Apparently the word Citadel is supposed to conjure up ideas about security, which is the version’s theme. I, who live in a city where streets are named 140, 141, 142, 143, 144, 145, 146, 147, 148, etc., appreciate the simplicity of a number system. I call it MySQL 7.x, and to with the Citadel.

“Security groups/roles (Easier privilege management)”
Roles

“Transparent data encryption (Table/column level)”
Not public because the description mentions a client.
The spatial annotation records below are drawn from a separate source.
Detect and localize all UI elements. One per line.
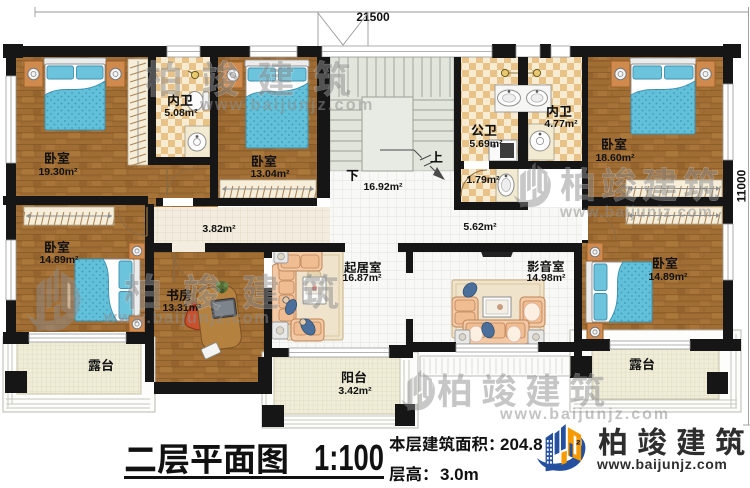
svg-text:16.87m²: 16.87m² xyxy=(342,272,382,284)
svg-text:²: ² xyxy=(576,437,581,452)
svg-text:14.98m²: 14.98m² xyxy=(526,272,566,284)
svg-text:3.42m²: 3.42m² xyxy=(338,385,372,397)
svg-text:3.0m: 3.0m xyxy=(440,465,479,484)
svg-text:www.baijunjz.com: www.baijunjz.com xyxy=(559,204,713,221)
svg-text:3.82m²: 3.82m² xyxy=(202,223,236,235)
svg-text:14.89m²: 14.89m² xyxy=(648,271,688,283)
svg-text:www.baijunjz.com: www.baijunjz.com xyxy=(596,456,727,472)
svg-text:11000: 11000 xyxy=(735,169,749,202)
svg-text:14.89m²: 14.89m² xyxy=(39,254,79,266)
svg-text:1.79m²: 1.79m² xyxy=(466,174,500,186)
svg-text:18.60m²: 18.60m² xyxy=(595,152,635,164)
svg-text:www.baijunjz.com: www.baijunjz.com xyxy=(199,96,374,114)
svg-text:5.69m²: 5.69m² xyxy=(469,138,503,150)
svg-text:5.08m²: 5.08m² xyxy=(164,107,198,119)
svg-text:www.baijunjz.com: www.baijunjz.com xyxy=(103,309,270,327)
svg-text:1:100: 1:100 xyxy=(314,437,384,478)
svg-text:13.04m²: 13.04m² xyxy=(250,168,290,180)
svg-text:16.92m²: 16.92m² xyxy=(363,181,403,193)
svg-text:19.30m²: 19.30m² xyxy=(38,166,78,178)
svg-text:204.8: 204.8 xyxy=(500,435,543,454)
svg-text:www.baijunjz.com: www.baijunjz.com xyxy=(499,406,670,423)
svg-text:4.77m²: 4.77m² xyxy=(544,118,578,130)
svg-text:5.62m²: 5.62m² xyxy=(463,221,497,233)
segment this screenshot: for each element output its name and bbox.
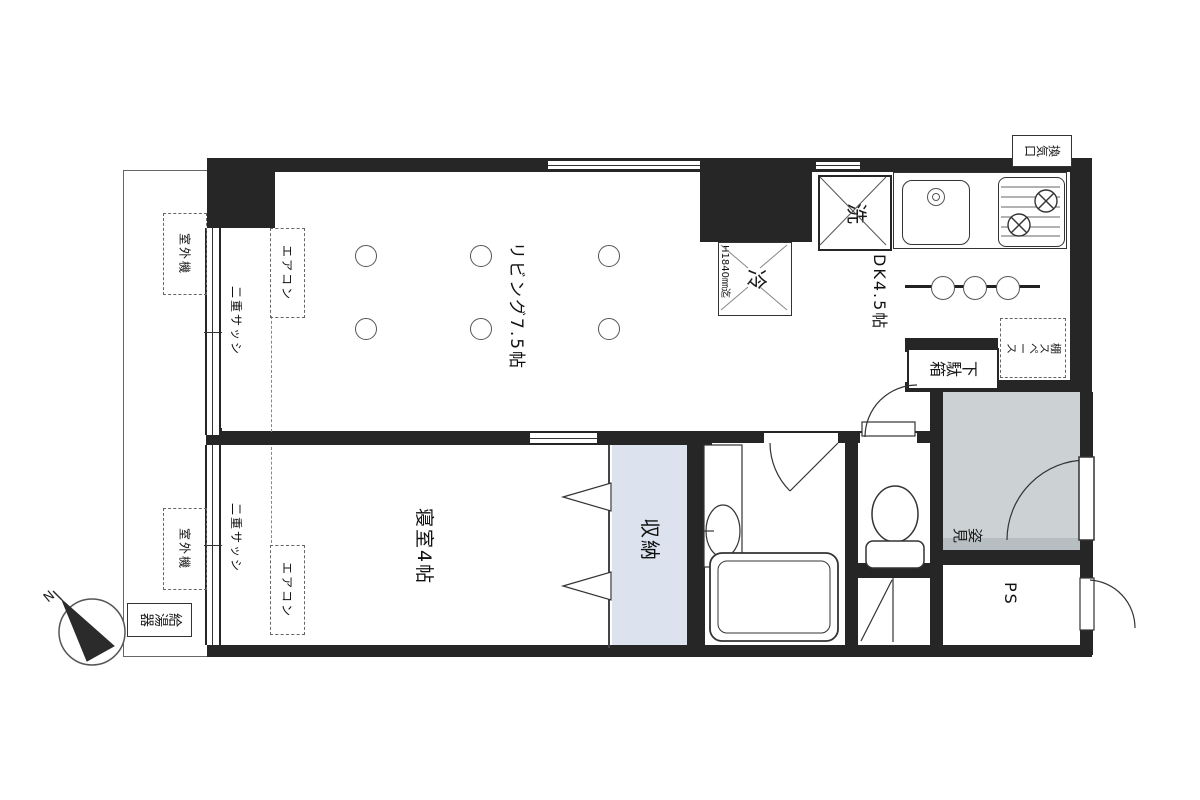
outdoor-unit-box-top: 室外機: [163, 213, 207, 295]
wall-pillar-topleft: [207, 158, 275, 228]
wall-under-toilet: [845, 563, 943, 578]
counter-stool: [996, 276, 1020, 300]
tub-size-label: W1115: [765, 572, 780, 621]
vanity-sink: [704, 445, 742, 567]
toilet: [866, 486, 924, 568]
wall-ps-left: [930, 550, 943, 648]
water-heater-label: 給湯器: [139, 604, 181, 636]
wall-toilet-right: [930, 443, 943, 565]
downlight: [355, 318, 377, 340]
shelf-space-label: 棚スペース: [1006, 319, 1061, 377]
wall-cabinet-left: [845, 578, 858, 648]
toilet-door-opening: [860, 433, 917, 443]
outdoor-unit-label: 室外機: [177, 528, 194, 570]
aircon-label: エアコン: [279, 245, 296, 301]
living-window: [205, 228, 221, 435]
sink-faucet-dot: [932, 193, 940, 201]
top-window-1: [548, 161, 623, 169]
washer-box: 洗: [818, 175, 892, 251]
vent-label: 換気口: [1024, 136, 1060, 166]
top-window-3: [816, 162, 860, 169]
counter-stool: [963, 276, 987, 300]
wall-fridge-shaft: [700, 160, 812, 242]
water-heater-box: 給湯器: [127, 603, 192, 637]
downlight: [598, 318, 620, 340]
double-sash-label-living: 二重サッシ: [228, 286, 245, 356]
aircon-box-bedroom: エアコン: [270, 545, 305, 635]
toilet-door: [862, 385, 917, 437]
wall-ps-top: [930, 550, 1092, 565]
wall-bottom: [207, 645, 1092, 657]
top-window-2: [623, 161, 700, 169]
counter-stool: [931, 276, 955, 300]
shoe-box: 下駄箱: [907, 348, 999, 390]
bedroom-label: 寝室4帖: [412, 508, 439, 585]
closet-door-marks: [563, 483, 611, 600]
downlight: [355, 245, 377, 267]
mirror-label: 姿見: [944, 523, 990, 547]
compass: N: [41, 588, 125, 665]
aircon-label: エアコン: [279, 562, 296, 618]
living-label: リビング7.5帖: [506, 242, 531, 370]
guide-line-bedroom: [271, 447, 272, 543]
shelf-space-box: 棚スペース: [1000, 318, 1066, 378]
wall-right-upper: [1070, 160, 1092, 392]
downlight: [470, 245, 492, 267]
vent-box: 換気口: [1012, 135, 1072, 167]
compass-n-label: N: [41, 588, 58, 606]
fridge-label: 冷: [745, 269, 766, 290]
wall-entry-left-upper: [930, 392, 943, 440]
bedroom-slider-opening: [530, 433, 597, 443]
stove: [998, 177, 1065, 247]
bath-door-opening: [764, 433, 838, 443]
aircon-box-living: エアコン: [270, 228, 305, 318]
closet-front-line: [608, 445, 610, 648]
fridge-height-note: H1840㎜迄: [719, 245, 734, 298]
guide-line-living: [271, 316, 272, 432]
closet-label: 収納: [637, 518, 666, 562]
entry-hall-fill: [943, 392, 1080, 540]
double-sash-label-bedroom: 二重サッシ: [228, 503, 245, 573]
wall-closet-right: [687, 445, 705, 648]
ps-label: PS: [1001, 582, 1020, 606]
outdoor-unit-label: 室外機: [177, 233, 194, 275]
wall-living-bedroom: [207, 431, 712, 445]
bedroom-window: [205, 445, 221, 645]
downlight: [470, 318, 492, 340]
downlight: [598, 245, 620, 267]
shoe-box-label: 下駄箱: [929, 350, 977, 388]
floor-plan: リビング7.5帖 エアコン 二重サッシ 寝室4帖 エアコン 二重サッシ 収納 D…: [0, 0, 1200, 800]
outdoor-unit-box-bottom: 室外機: [163, 508, 207, 590]
bath-door: [770, 443, 838, 491]
wall-right-lower: [1080, 392, 1093, 655]
washer-label: 洗: [844, 202, 867, 225]
wall-toilet-left: [845, 443, 858, 565]
dk-label: DK4.5帖: [869, 254, 893, 330]
under-toilet-cabinet-lines: [861, 578, 893, 642]
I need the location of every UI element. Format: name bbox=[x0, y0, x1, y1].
“Data auditing (for compliance)”
Simple data auditing

“External authentication (O/S level authorizations)”
Pluggable authentication support
I hear that our CTO Monty Widenius said during the User Conference that some authentication work could be part of some “summer of code” project
http://www.paragon-cs.com/wordpress/?p=150
And indeed that would be excellent.

“Online alter table (Online DDL changes)”
There are many speed-up-ALTER-TABLE sub-projects. I’ll just list parts of their titles to give you the flavour.
Rebuild unique indexes by sorting in ALTER TABLE
Modify MyISAM handler to support fast CREATE/DROP INDEX
Use multiple threads to rebuild index
Create hidden short key, InnoDB
Add versioning information to a table on row basis, MyISAM
Faster index creation for InnoDB tables
Add versioning information to a table on row basis, InnoDB

“Optimizer enhancements (More subquery changes)”

“”
Let’s not forget that these will fit in somewhere in the 6.x / 7.x period:
MySQL IPv6 support
Primary, Secondary and Tertiary Sorts
TIME/TIMESTAMP/DATETIME with fractional seconds
Unicode Collation Algorithm new version
Japanese character set adjustments
Data Dictionary: relational schema
… and since 7.x is still quite a ways away, it’s easy to note many, many more.

Obviously we’ll have to say a lot more about these things. And a lot of what we’ve already said is subject to change. So this blog has a future.